Swedish Linnéa Schmidt’s investment journey got kick-started by financial anxiety. When she and her boyfriend were taking out a mortgage for an apartment, “I felt like we were handling so much money,” she says and continues, “that’s when I realized how little knowledge I had on economics.” To gain control over the situation, Linnéa decided to educate herself on the matter. “I signed up for an investment group for women in Sweden. This was in 2016 and I don’t think I would have started investing if it wasn’t for that community,” she says.
Today, almost six years later, she has overcome the anxiety and is now running the investment firm Moneypenny and More with her Danish companion Ann-Christina Lykke Motzfeldt. Moneypenny and More provides financial guidance for women and operates as an online community where women can support each other in their individual investment journeys.
Just Google It
Asking Linnéa why she initially gravitated towards forums that were solely for women, she takes a break to think and says: “I guess I was looking for role models. Also, it was easier to ask the ‘stupid questions’ in the groups for women only. When posting in groups open for all genders, I often experienced men telling me to just Google it. The answers you get there feel more like a criticism rather than a conversation. This can make it difficult to gather the courage to ask the ‘stupid question’ — which I, by the way, don’t believe exists.”
After being introduced to the Swedish investment community, Linnéa started blogging about investing herself. When she later moved to Denmark, she naturally searched for the same networks of women, “but I wasn’t able to find any, and that’s why I decided to start my own,” she says.
Linnéa started a Facebook group and began hosting investment events for women. At an event, Ann-Christina Lykke Motzfeldt showed up. Like Linnéa, Ann-Christina had been searching for investment communities for women but with no luck. “When I stumbled upon Linnéas Facebook group I felt like it was exactly what I had been looking for. I went to one of the events and we hit it off right away. We started talking about cooperating and eventually that led to us starting the company together.” Ann-Christina tells.
A Domino Effect
Through the project, Ann-Christina hopes to strengthen women's confidence and clear up some ingrained gender roles.
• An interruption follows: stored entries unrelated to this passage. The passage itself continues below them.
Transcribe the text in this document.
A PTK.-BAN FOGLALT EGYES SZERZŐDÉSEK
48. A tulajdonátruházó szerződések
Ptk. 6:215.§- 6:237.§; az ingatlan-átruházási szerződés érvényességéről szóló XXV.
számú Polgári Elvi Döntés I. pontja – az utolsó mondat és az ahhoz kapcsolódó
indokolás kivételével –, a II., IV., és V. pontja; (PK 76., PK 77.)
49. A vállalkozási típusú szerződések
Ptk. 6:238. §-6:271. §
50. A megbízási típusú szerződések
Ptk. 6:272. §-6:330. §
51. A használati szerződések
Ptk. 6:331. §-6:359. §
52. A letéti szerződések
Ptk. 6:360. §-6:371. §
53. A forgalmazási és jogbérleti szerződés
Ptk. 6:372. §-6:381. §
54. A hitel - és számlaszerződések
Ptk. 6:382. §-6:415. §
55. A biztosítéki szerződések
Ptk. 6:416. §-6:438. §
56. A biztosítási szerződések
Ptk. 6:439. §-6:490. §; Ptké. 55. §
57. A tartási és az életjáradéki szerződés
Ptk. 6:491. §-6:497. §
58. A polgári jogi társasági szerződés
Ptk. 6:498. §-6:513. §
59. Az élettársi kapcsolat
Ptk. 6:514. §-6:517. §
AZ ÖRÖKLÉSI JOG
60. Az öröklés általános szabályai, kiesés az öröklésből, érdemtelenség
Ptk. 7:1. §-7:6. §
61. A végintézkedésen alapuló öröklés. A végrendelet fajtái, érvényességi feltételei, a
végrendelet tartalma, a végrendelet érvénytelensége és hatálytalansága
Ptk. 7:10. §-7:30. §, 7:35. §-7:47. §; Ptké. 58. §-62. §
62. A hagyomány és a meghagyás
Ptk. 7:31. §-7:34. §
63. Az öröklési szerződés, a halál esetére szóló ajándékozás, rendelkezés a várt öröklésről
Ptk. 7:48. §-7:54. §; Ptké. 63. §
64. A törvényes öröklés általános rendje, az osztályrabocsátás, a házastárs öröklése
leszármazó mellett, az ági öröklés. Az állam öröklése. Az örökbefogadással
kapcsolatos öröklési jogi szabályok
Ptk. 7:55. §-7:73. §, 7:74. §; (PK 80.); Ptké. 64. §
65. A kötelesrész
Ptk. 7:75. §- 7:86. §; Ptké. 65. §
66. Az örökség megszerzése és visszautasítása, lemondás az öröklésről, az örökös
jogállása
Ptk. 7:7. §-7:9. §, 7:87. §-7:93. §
“The male in the household has historically made the bigger financial decisions in the family. This has made women a little less confident when it comes to dealing with these issues. But we need to discover that we can do this too, and the more female investors we encounter the more common and less scary it becomes.”
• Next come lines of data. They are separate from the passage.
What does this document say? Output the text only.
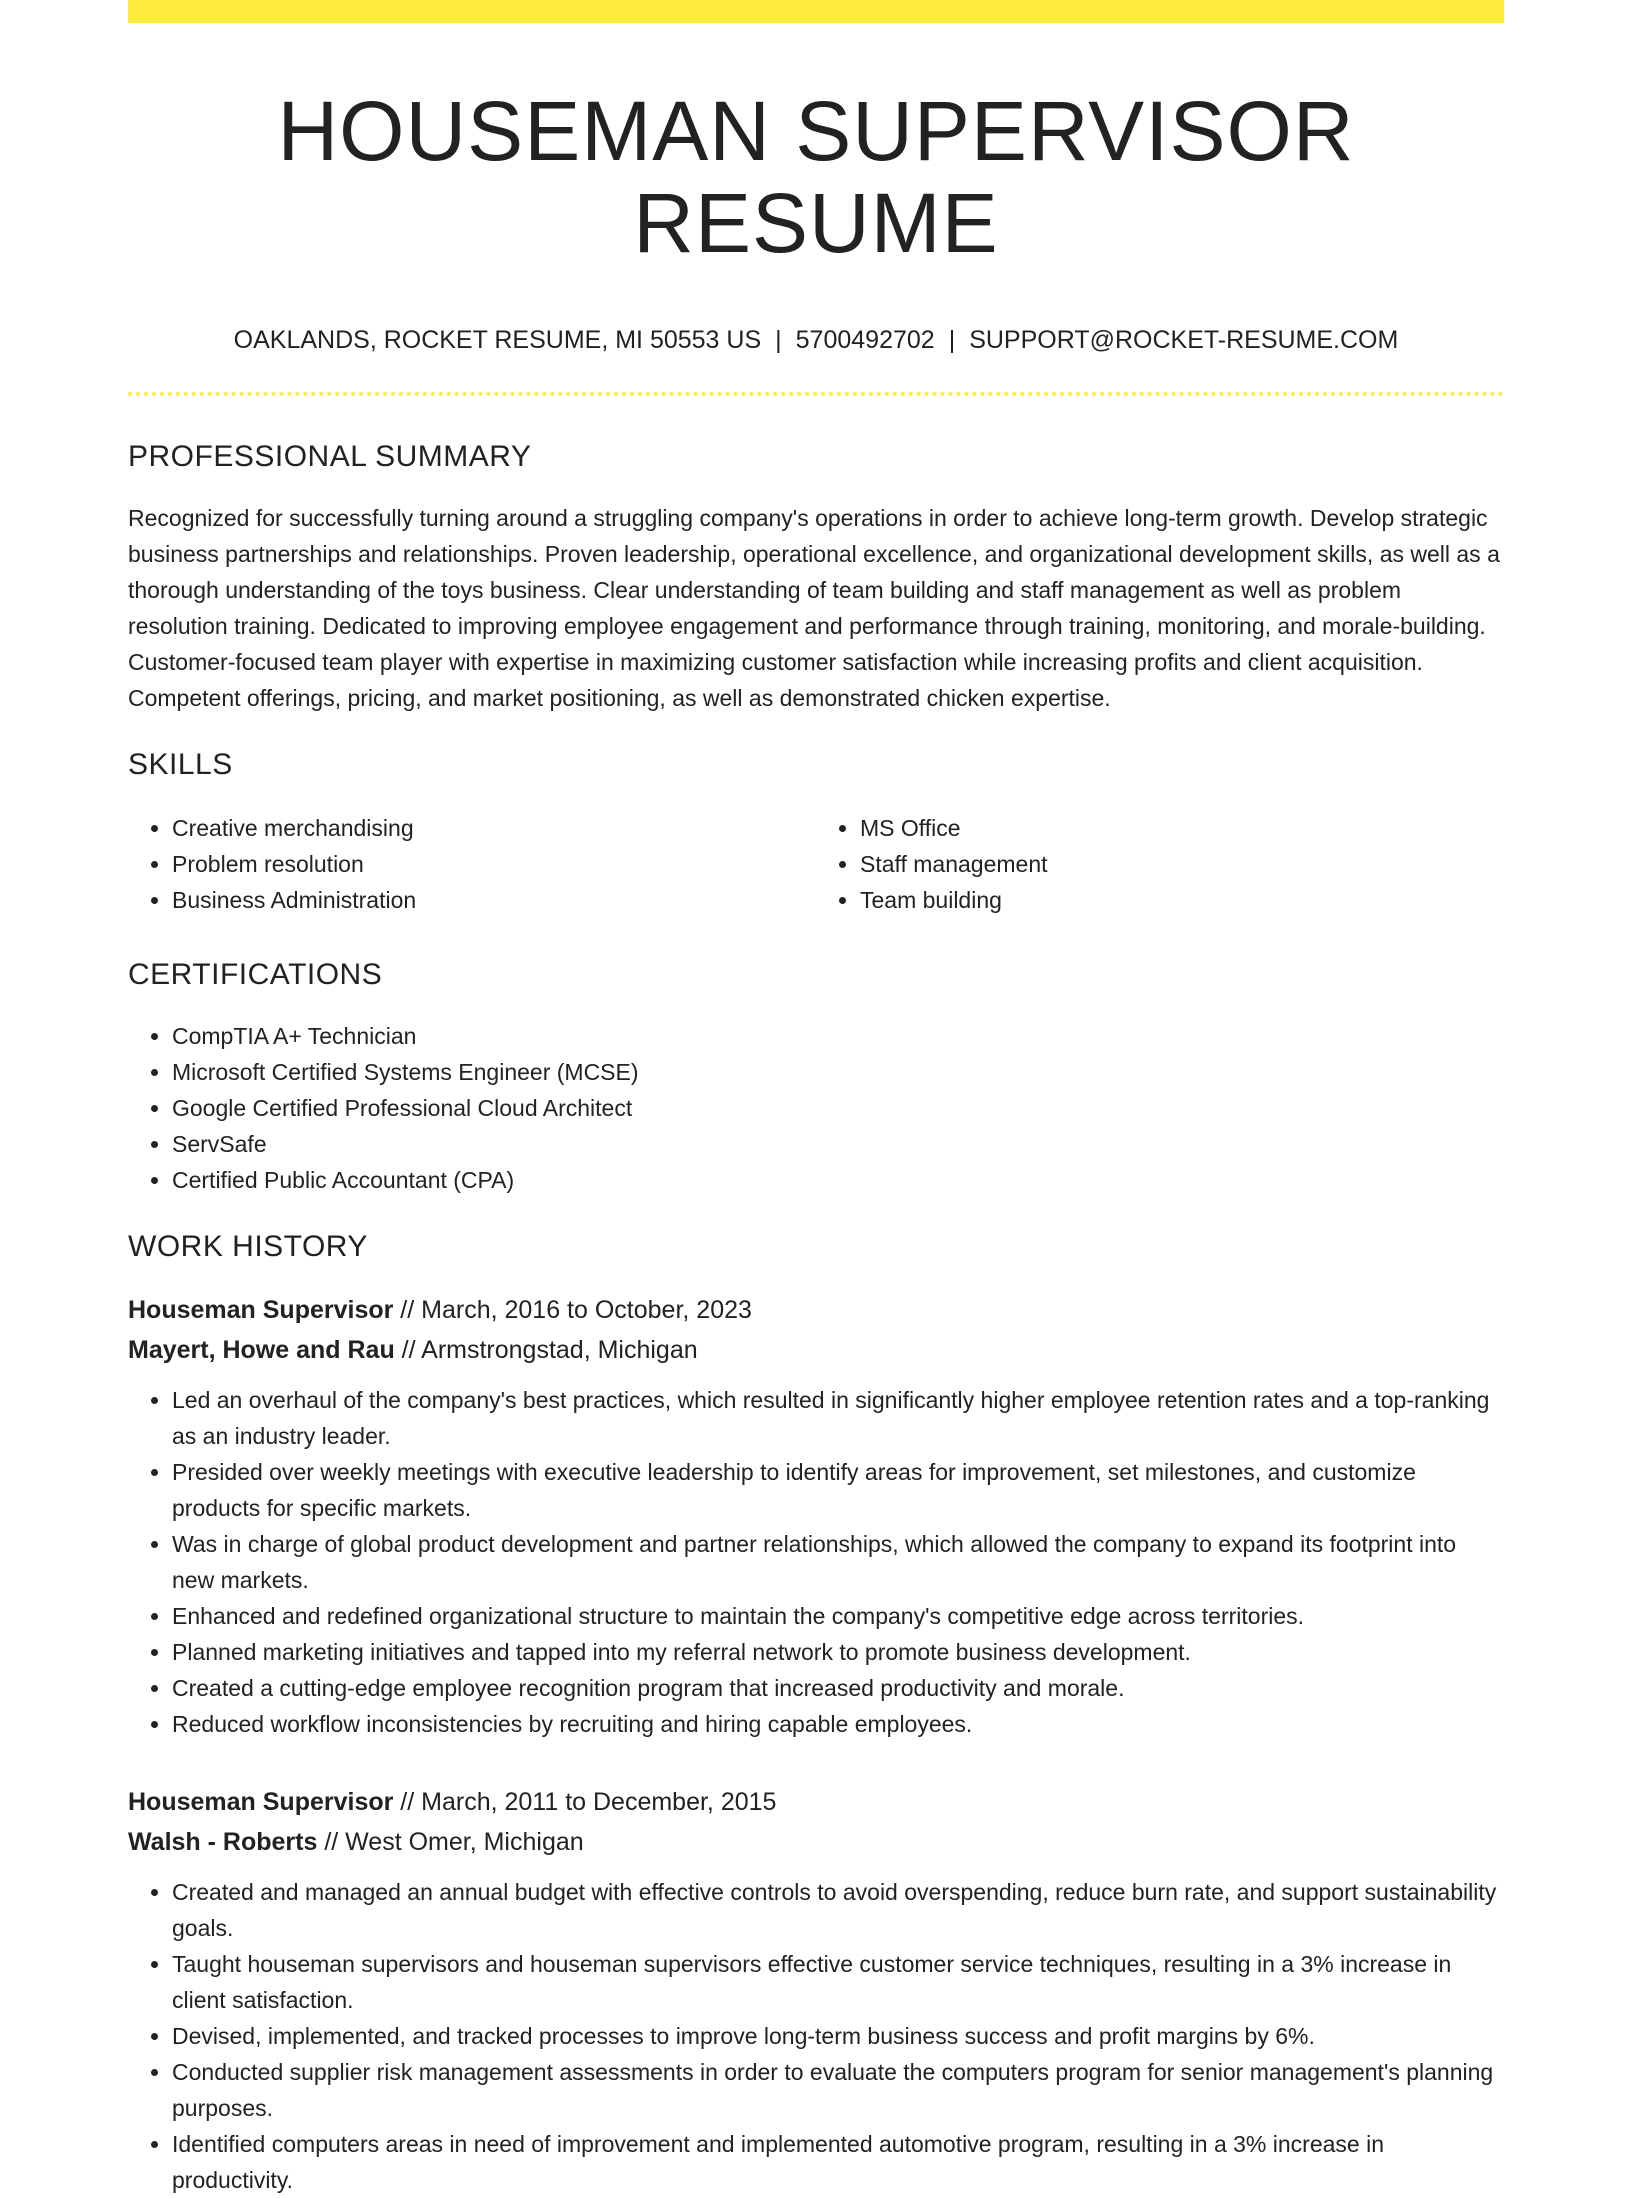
HOUSEMAN SUPERVISOR RESUME
OAKLANDS, ROCKET RESUME, MI 50553 US | 5700492702 | SUPPORT@ROCKET-RESUME.COM
PROFESSIONAL SUMMARY

Recognized for successfully turning around a struggling company's operations in order to achieve long-term growth. Develop strategic business partnerships and relationships. Proven leadership, operational excellence, and organizational development skills, as well as a thorough understanding of the toys business. Clear understanding of team building and staff management as well as problem resolution training. Dedicated to improving employee engagement and performance through training, monitoring, and morale-building. Customer-focused team player with expertise in maximizing customer satisfaction while increasing profits and client acquisition. Competent offerings, pricing, and market positioning, as well as demonstrated chicken expertise.

SKILLS
• Creative merchandising
• Problem resolution
• Business Administration
• MS Office
• Staff management
• Team building
CERTIFICATIONS
• CompTIA A+ Technician
• Microsoft Certified Systems Engineer (MCSE)
• Google Certified Professional Cloud Architect
• ServSafe
• Certified Public Accountant (CPA)
WORK HISTORY
Houseman Supervisor // March, 2016 to October, 2023
Mayert, Howe and Rau // Armstrongstad, Michigan
• Led an overhaul of the company's best practices, which resulted in significantly higher employee retention rates and a top-ranking as an industry leader.
• Presided over weekly meetings with executive leadership to identify areas for improvement, set milestones, and customize products for specific markets.
• Was in charge of global product development and partner relationships, which allowed the company to expand its footprint into new markets.
• Enhanced and redefined organizational structure to maintain the company's competitive edge across territories.
• Planned marketing initiatives and tapped into my referral network to promote business development.
• Created a cutting-edge employee recognition program that increased productivity and morale.
• Reduced workflow inconsistencies by recruiting and hiring capable employees.
Houseman Supervisor // March, 2011 to December, 2015
Walsh - Roberts // West Omer, Michigan
• Created and managed an annual budget with effective controls to avoid overspending, reduce burn rate, and support sustainability goals.
• Taught houseman supervisors and houseman supervisors effective customer service techniques, resulting in a 3% increase in client satisfaction.
• Devised, implemented, and tracked processes to improve long-term business success and profit margins by 6%.
• Conducted supplier risk management assessments in order to evaluate the computers program for senior management's planning purposes.
• Identified computers areas in need of improvement and implemented automotive program, resulting in a 3% increase in productivity.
In reality, confidence shouldn’t be an issue. Only nine percent of women believe they are superior investors to men. This would make sense if men were better at investing than women. But they aren't, studies show, and the insecurity that women harbor when it comes to money might also be the reason why only 41 percent of American women invest compared to 55 percent of men.
This gap is tied to a more general gender inequality Ann-Christina explains: “On average men still get paid more than women. They therefore have more money to spare. When you have spare money, you might become a little more risk-tolerant and investing might seem less scary. For women, who in general don't have as much money to spare, investing the ones you have is a bigger decision since losing what you invest will have a greater impact. But if only men invest, the wealth gap will grow even further during a lifetime, which for instance can lead to women having fewer means when retiring.”
Making women aware of their abilities and investment options can help close a more general wealth gap. Ann-Christina admits that even though Moneypenny and More didn’t start out as a feminist project, it has grown in that direction. “I wouldn’t have described Moneypenny as feminist in the beginning, but today I believe it is. What we wish to do is to create equal opportunity for men and women. If that is feminism, then so are we.”